The first simplification initiative brought forward this year—the first omnibus package tackling a directive on corporate sustainability and due diligence—is a good example of how seemingly narrow amendments can result in a significant dilution of the targeted legal frameworks. Originally intended to reduce overlapping obligations, the changes made stripped away the core purpose of the laws, and were put forward without an open or robust consultation, leading a coalition of environmental NGOs to bring a complaint before the EU Ombudsman, who has now opened an inquiry. What took place was not “simplification”, but full-scale deregulation, based on the input of a selected group of stakeholders where industry representatives and their interests were drastically over-represented. The approach not only flouted the better lawmaking guidelines, but also resulted in amendments that overwhelmingly benefited industry actors at an enormous cost to individuals and fundamental rights.

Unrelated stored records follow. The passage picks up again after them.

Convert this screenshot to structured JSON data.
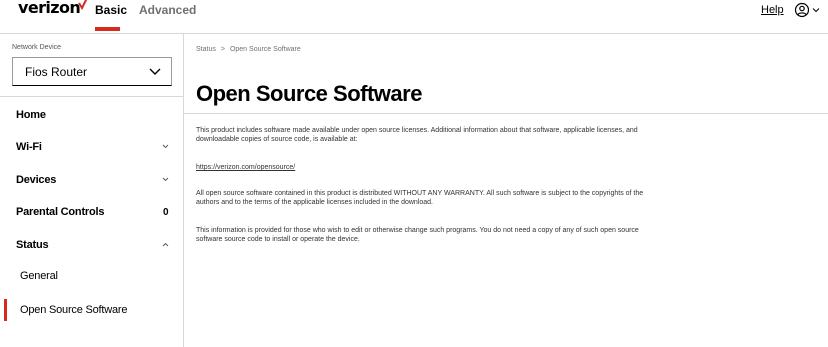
{
  "header": {
    "logo_text": "verizon",
    "tabs": [
      {
        "label": "Basic",
        "active": true
      },
      {
        "label": "Advanced",
        "active": false
      }
    ],
    "help_label": "Help",
    "accent_color": "#d52b1e"
  },
  "sidebar": {
    "device_label": "Network Device",
    "device_value": "Fios Router",
    "items": [
      {
        "label": "Home"
      },
      {
        "label": "Wi-Fi"
      },
      {
        "label": "Devices"
      },
      {
        "label": "Parental Controls",
        "count": "0"
      },
      {
        "label": "Status"
      }
    ],
    "sub_items": [
      {
        "label": "General"
      },
      {
        "label": "Open Source Software",
        "active": true
      }
    ]
  },
  "main": {
    "breadcrumb": [
      "Status",
      ">",
      "Open Source Software"
    ],
    "title": "Open Source Software",
    "paragraphs": [
      "This product includes software made available under open source licenses. Additional information about that software, applicable licenses, and downloadable copies of source code, is available at:",
      "All open source software contained in this product is distributed WITHOUT ANY WARRANTY. All such software is subject to the copyrights of the authors and to the terms of the applicable licenses included in the download.",
      "This information is provided for those who wish to edit or otherwise change such programs. You do not need a copy of any of such open source software source code to install or operate the device."
    ],
    "link": "https://verizon.com/opensource/"
  }
}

The European Commission cannot allow these mistakes to be repeated and must apply the lessons learned. At a time when the European Union seeks to assert its sovereignty, the European approach to AI innovation should be firmly rooted in EU values and fundamental rights, and any review of the existing legislative framework should be premised on a rich body of evidence beyond generalized industry resistance to rules.
As the AI Act becomes increasingly threatened, decision-makers should ensure that any amendments under consideration are broadly consulted on and their impact robustly assessed before laying down a proposal. Failure to do so will threaten the core strengths of the EU digital rulebook, and the hard-fought fundamental rights protections secured in the AI Act.